There was a Fred Astaire and Leslie Caron musical Daddy Long-Legs taken roughly from the book by Jean Webster. I love musicals, and as many as I have seen, I haven’t seen this one from 1955 . I don’t know how I could have missed it, but yet I have. Seeing the title on the DIRECT TV menu put it in my mind, so this past weekend, I chose that horse to win the Kentucky Derby. Probably not the best of methods to choose a Derby winner, as Daddy Long Legs came in dead last, but with great memories.
The Original or the Sequel?
My first Webster book was my grandmother’s copy of Just Patty, which reminded me of the Five Little Pepper books when Polly was a young lady. I enjoyed it and was on the look out for more books by Webster. Scholastic Books had Daddy-Long-Legs and I was enchanted. At one point, Judy is in college trying valiantly to catch up to the other girls who have such different backgrounds. She starts a voracious remedial reading program in the midst of all her other college courses. Judy wants to do well to justify the trustee’s expenditure of money, she wants to pay it all back, she wants to earn her own way and she craves knowledge. It is a coming of age story still relevant today, especially with the cost of college so incredibly high.

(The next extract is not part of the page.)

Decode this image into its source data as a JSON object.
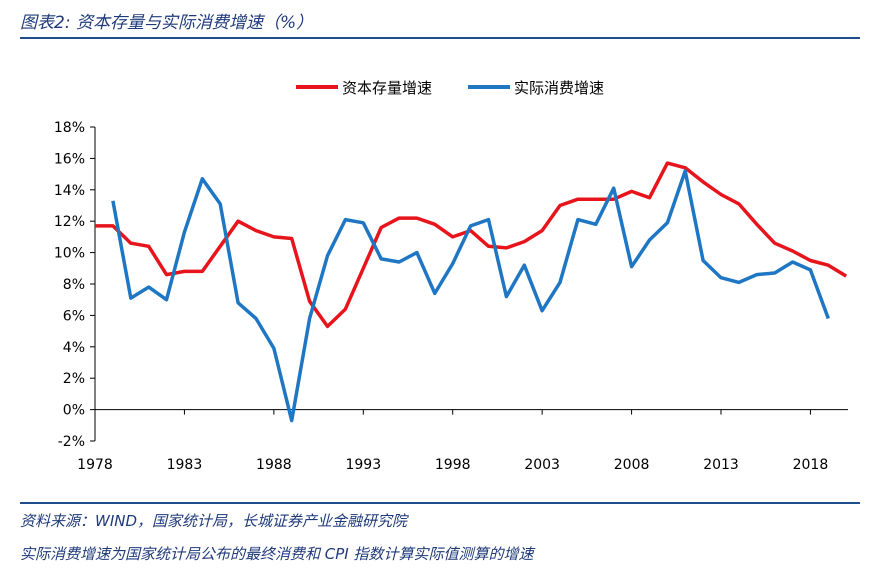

Dear Enemy, on the other hand, takes place after college graduation in a time when most women married without ever going to college much less using what they learned in college to find and keep a job. Sallie does not want to be merely arm candy for a politician and so she takes on job the running of an orphanage nearly on a dare. Again a coming of age story with a great deal of personal growth. Still relavent today, why spend a hundred thousand dollars to graduate from college and never use the knowledge gained?
Daddy-Long-Legs celebrates its 100th anniversary this year, 2012. Dear Enemy, the sequel, was published in 1915. Both books are written in an epistolary style with female protagonists. Both are written describing, at the time, revolutionary ideas about women’s place in society and women’s work.
I recommend them both, but if I had to choose, it would be Dear Enemy. Sequels are not usually the better of the pile, but in this case, that would be my vote. Of course, I still need to find and read the other Patty books which somehow have escaped my purview.